BLBG: Dollar Drops as Decrease in Jobless Claims Spurs Risk Demand
By Ye Xie and Anchalee Worrachate
Sept. 24 (Bloomberg) -- The dollar declined toward a one- year low against the euro as U.S. initial jobless claims unexpectedly fell last week, encouraging investors to buy higher-yielding assets at the expense of the greenback.
Sterling weakened beyond 91 pence per euro for the first time since April as a newspaper reported that Bank of England Governor Mervyn King said the pound’s drop is “very helpful” to the process of rebalancing the U.K. economy. Australia’s currency advanced against the greenback as the Reserve Bank reported evidence of strength among the nation’s banks.
“The dollar will remain a main funding currency,” said Werner Eppacher, head of foreign exchange at Deutsche Asset Management in Frankfurt, in an interview on Bloomberg Television. “The trend is strong, the momentum is there.”
The dollar slid 0.3 percent to $1.4785 per euro at 9:20 a.m. in New York, from $1.4735 yesterday, when it declined to $1.4844, the weakest level since Sept. 22, 2008. The dollar decreased 0.7 percent to 90.63 yen, from 91.29. The yen advanced 0.4 percent to 133.99 per euro, from 134.52.
The Federal Reserve said yesterday it will end its $1.45 trillion in purchases of mortgage-backed securities and housing agency debt three months later than previously scheduled, indicating the economic recovery may not be as robust as previously expected.
Purchases of existing U.S. homes climbed last month to a 5.35 million annual rate, the most since August 2007, according to the median forecast of 74 economists in a Bloomberg News survey.

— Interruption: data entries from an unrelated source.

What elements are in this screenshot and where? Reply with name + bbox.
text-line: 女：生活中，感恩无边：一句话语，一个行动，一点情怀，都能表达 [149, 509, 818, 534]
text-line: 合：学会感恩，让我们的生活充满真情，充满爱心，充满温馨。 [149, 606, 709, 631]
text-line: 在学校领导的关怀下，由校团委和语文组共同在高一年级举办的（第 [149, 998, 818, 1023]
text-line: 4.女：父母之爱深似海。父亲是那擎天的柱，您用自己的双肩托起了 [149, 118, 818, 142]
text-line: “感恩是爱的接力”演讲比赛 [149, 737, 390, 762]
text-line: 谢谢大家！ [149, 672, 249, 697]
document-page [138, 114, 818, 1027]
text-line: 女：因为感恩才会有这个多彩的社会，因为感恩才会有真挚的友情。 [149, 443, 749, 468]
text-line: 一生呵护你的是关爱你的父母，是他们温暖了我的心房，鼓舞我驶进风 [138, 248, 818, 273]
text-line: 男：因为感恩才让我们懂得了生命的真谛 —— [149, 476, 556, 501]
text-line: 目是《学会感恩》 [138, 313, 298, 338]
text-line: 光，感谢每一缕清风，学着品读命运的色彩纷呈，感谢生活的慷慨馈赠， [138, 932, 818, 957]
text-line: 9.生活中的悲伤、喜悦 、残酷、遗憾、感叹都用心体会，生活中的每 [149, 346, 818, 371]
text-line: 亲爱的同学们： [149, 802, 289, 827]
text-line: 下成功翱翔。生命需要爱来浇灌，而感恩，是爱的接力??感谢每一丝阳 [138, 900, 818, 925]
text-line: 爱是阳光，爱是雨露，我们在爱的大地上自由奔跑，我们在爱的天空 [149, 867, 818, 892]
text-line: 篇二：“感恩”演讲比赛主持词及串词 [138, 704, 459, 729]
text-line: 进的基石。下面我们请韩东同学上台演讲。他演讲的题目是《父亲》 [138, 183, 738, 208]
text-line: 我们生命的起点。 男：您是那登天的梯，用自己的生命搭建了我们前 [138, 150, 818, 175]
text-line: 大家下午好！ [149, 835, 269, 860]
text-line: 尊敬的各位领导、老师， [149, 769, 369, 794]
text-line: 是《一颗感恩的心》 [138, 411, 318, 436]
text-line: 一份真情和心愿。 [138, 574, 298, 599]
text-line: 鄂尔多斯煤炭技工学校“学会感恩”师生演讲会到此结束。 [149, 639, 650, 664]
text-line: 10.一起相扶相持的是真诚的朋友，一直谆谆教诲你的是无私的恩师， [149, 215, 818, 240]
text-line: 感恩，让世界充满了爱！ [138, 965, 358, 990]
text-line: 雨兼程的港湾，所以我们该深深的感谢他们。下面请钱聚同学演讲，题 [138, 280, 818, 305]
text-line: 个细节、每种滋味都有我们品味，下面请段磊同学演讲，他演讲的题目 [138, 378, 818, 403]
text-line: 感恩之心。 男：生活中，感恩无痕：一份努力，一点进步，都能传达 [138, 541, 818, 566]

The National Association of Realtors will release the report at 10 a.m. in Washington.
U.S. Employment
U.S. initial jobless claims fell to 530,000 for the week ended Sept. 19, from a revised 551,000 the week before, the Labor Department reported today. The median forecast of 44 economists surveyed by Bloomberg News was for an increase to 550,000 from a previously reported 545,000.
“The implication is for a weaker dollar,” said Daniel Katzive, a senior currency strategist at Credit Suisse Group AG in New York. “If data supports risk appetite, funds will flow out to chase higher-yielding assets.”
The euro earlier advanced versus the dollar after a report showed German business confidence rose to a 12-month high this month. The Munich-based Ifo institute’s business climate index, based on a survey of 7,000 executives, increased to 91.3 in September, from 90.5 in the previous month.
Weaker Pound
The pound dropped as much as 1.3 percent to 91.42 pence per euro, the weakest level since April 3, on King’s comment on the currency reported in the Newcastle Journal. Sterling slid as much as 1.1 percent to $1.6170.
King also told the newspaper that policy makers have stabilized a “very sharp fall” in gross domestic product and prevented a “very, very nasty outcome.”
The pound may weaken to 94 pence per euro by the end of the year, according to Commerzbank AG.
“A currency, which the country’s own central bank likes to see weak, obviously is not an attractive investment,” Commerzbank analysts including Lutz Karpowitz in Frankfurt wrote in a research note today.
The Australian dollar advanced 0.7 percent to 87.56 U.S. cents after the Reserve Bank said the nation’s four largest banks, including Westpac Banking Corp. and Commonwealth Bank of Australia, posted combined after-tax profits of A$8.6 billion ($7.5 billion) in the latest half year.
‘More Resilient’
“The economy and the financial structure were more resilient than the market had anticipated,” Claudio Piron, Singapore-based head of Asia currency research at JPMorgan Chase & Co., said in a Bloomberg Television interview. “It really underpins the Aussie.”
Australia’s currency reached 87.89 cents yesterday, the highest level since Aug. 22, 2008. The New Zealand dollar increased 0.5 percent to 72.31 U.S. cents after reaching 73.12 cents yesterday, the strongest since Aug. 4, 2008.
The yen advanced against the dollar and euro on speculation Japanese companies returned from a three-day holiday to repatriate funds before the end of the fiscal first half.
Japan’s currency rose 6.5 percent against the dollar this quarter, reducing the value of overseas sales by Japanese companies when converted into their home currency.
The Japanese government announced this year that it would waive taxes on repatriated profits from April 1 to help support the economy. Under previous laws, companies had to pay a combined 40 percent tax on overseas earnings. The country’s fiscal first half ends on Sept. 30. Japanese markets were closed Sept. 21-23 for national holidays.
New Prime Minister Yukio Hatoyama meets counterparts from Group of 20 nations in Pittsburgh today to discuss how to sustain a recovery from the worst global recession since the 1930s. German Chancellor Angela Merkel told reporters in Berlin that leaders will discuss exchange rates.